Jones for Elvin - Volume 2

Seattle Magazine - April 2000 issue

It's not every day that an artist gets to study with a great master. How many painters apprenticed with Picasso? How many architects worked under Frank Lloyd Wright?

Only a handful get to live out that kind of dream.

In the case of Seattle saxophonist Steve Griggs, he made his own dream come true. For three days in the fall of 1998, Griggs hired one of the most influential musicians of the 20th century - jazz great Elvin Jones.

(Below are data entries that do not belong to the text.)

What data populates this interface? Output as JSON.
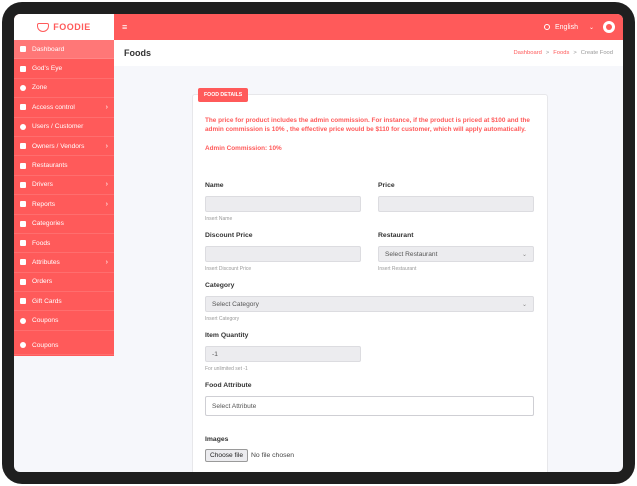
{
  "brand": {
    "name": "FOODIE"
  },
  "sidebar": {
    "items": [
      {
        "label": "Dashboard",
        "icon": "home-icon",
        "chevron": false,
        "active": true
      },
      {
        "label": "God's Eye",
        "icon": "eye-icon",
        "chevron": false
      },
      {
        "label": "Zone",
        "icon": "zone-icon",
        "chevron": false
      },
      {
        "label": "Access control",
        "icon": "lock-icon",
        "chevron": true
      },
      {
        "label": "Users / Customer",
        "icon": "users-icon",
        "chevron": false
      },
      {
        "label": "Owners / Vendors",
        "icon": "owners-icon",
        "chevron": true
      },
      {
        "label": "Restaurants",
        "icon": "store-icon",
        "chevron": false
      },
      {
        "label": "Drivers",
        "icon": "driver-icon",
        "chevron": true
      },
      {
        "label": "Reports",
        "icon": "report-icon",
        "chevron": true
      },
      {
        "label": "Categories",
        "icon": "category-icon",
        "chevron": false
      },
      {
        "label": "Foods",
        "icon": "food-icon",
        "chevron": false
      },
      {
        "label": "Attributes",
        "icon": "attribute-icon",
        "chevron": true
      },
      {
        "label": "Orders",
        "icon": "orders-icon",
        "chevron": false
      },
      {
        "label": "Gift Cards",
        "icon": "gift-icon",
        "chevron": false
      },
      {
        "label": "Coupons",
        "icon": "coupon-icon",
        "chevron": false
      },
      {
        "label": "Coupons",
        "icon": "coupon-icon",
        "chevron": false
      }
    ]
  },
  "topbar": {
    "menu_glyph": "≡",
    "language": "English"
  },
  "header": {
    "title": "Foods",
    "breadcrumb": [
      "Dashboard",
      "Foods",
      "Create Food"
    ],
    "separator": ">"
  },
  "card": {
    "tab": "FOOD DETAILS",
    "notice": "The price for product includes the admin commission. For instance, if the product is priced at $100 and the admin commission is 10% , the effective price would be $110 for customer, which will apply automatically.",
    "commission": "Admin Commission: 10%"
  },
  "form": {
    "name": {
      "label": "Name",
      "value": "",
      "help": "Insert Name"
    },
    "price": {
      "label": "Price",
      "value": ""
    },
    "discount": {
      "label": "Discount Price",
      "value": "",
      "help": "Insert Discount Price"
    },
    "restaurant": {
      "label": "Restaurant",
      "selected": "Select Restaurant",
      "help": "Insert Restaurant"
    },
    "category": {
      "label": "Category",
      "selected": "Select Category",
      "help": "Insert Category"
    },
    "quantity": {
      "label": "Item Quantity",
      "value": "-1",
      "help": "For unlimited set -1"
    },
    "attribute": {
      "label": "Food Attribute",
      "value": "Select Attribute"
    },
    "images": {
      "label": "Images",
      "button": "Choose file",
      "status": "No file chosen"
    }
  },
  "colors": {
    "accent": "#ff5a5a",
    "background": "#f6f7fb"
  }
}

Known for his polyrhythmic cascades on the drums - most famously with the John Coltrane Quartet of the 1960s - Jones has influenced not only every jazz artist of the last 40 years, but has had profound impact on they rhythmic complexity of contemporary classical, rock and pop music as well. Every serious drummer and percussionist alive today owes much to Elvin Jones.

Griggs made the most of his three-day immersion in Jonesian art. He recorded two CDs worth of music, the second of which will be released April 12. "Jones for Elvin-Volume 2" features a quintet with some of Seattle's finest musicians: Jay Thomas on trumpet, Milo Petersen on guitar, Phil Sparks on bass, Griggs on saxophone and Jones on drums.

"Jones for Elvin-Volume 1" was one of the best recordings of 1999, receiving radio play all over the country and garnering strong reviews. "Volume 2" has more of the same-tasty original tunes by Griggs in a straight-ahead vein reminiscent of Coltrane, Wayne Shorter and Herbie Hancock.

"Working with Elvin gave me a brief glimpse of the support, freedom and passion that John Coltrane must have experienced every night," Griggs says in the CD notes. "I was in the Elvin zone."

Check out Griggs during a flurry of gigs surrounding the CDs release. Alas, he will be without Elvin, but his musical spirit and inspiration surely will be in the air.

-Gordon Todd

Gordon Todd writes about jazz and hosts "Drive Time Jazz" Thursdays 6-9 a.m. on KBCS 91.3 FM.